Pas moins de 45 % des parents couvrent certains frais de subsistance de leurs enfants adultes, notamment les paiements hypothécaires. S’ils le font souvent de bon cœur, il n’en demeure pas moins que 36 % des répondants craignent que cela ne réduise leur épargne-retraite.

« Le soutien des enfants adultes peut avoir une incidence majeure sur l’épargne-retraite, concède Nicole Wells. La meilleure approche consiste à planifier sa retraite longtemps d’avance. Si vous pensez avoir besoin d’un revenu supplémentaire ou si vous prévoyez devoir faire face à des dépenses additionnelles, consultez un expert pour déterminer dans quelle mesure votre maison pourrait vous aider à équilibrer votre budget. Continuez aussi à revoir votre plan tout au long de votre retraite afin de vous assurer qu’il répond toujours à vos besoins. » 

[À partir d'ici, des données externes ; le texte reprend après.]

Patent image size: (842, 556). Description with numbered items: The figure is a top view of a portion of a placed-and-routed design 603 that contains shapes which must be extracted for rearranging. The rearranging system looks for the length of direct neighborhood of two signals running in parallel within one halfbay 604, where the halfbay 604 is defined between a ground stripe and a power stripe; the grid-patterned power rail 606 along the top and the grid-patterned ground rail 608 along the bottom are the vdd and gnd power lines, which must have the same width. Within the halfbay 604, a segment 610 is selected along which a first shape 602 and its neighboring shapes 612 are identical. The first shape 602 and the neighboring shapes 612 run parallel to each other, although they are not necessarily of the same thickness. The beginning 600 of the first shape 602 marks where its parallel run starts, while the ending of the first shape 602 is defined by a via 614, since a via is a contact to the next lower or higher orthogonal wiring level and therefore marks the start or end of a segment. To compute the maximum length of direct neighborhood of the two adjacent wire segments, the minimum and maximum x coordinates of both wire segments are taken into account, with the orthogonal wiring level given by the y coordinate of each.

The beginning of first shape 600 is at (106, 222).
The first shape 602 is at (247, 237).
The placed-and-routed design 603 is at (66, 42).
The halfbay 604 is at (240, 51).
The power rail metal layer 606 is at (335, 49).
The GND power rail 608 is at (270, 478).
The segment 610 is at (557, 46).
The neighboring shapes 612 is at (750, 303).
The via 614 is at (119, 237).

Le Sondage RBC sur les mythes et réalités de la retraite 2019 a été mené par Ipsos du 2 au 8 avril. Le questionnaire était administré en ligne. Les résultats obtenus reposent sur les réponses de 900 Canadiens non retraités de 50 ans ou plus dont les actifs s’élèvent à 100 000 dollars ou plus. Ils sont considérés comme exacts à plus ou moins 3,7 points de pourcentage, 19 fois sur 20, selon l’intervalle de crédibilité d’Ipsos.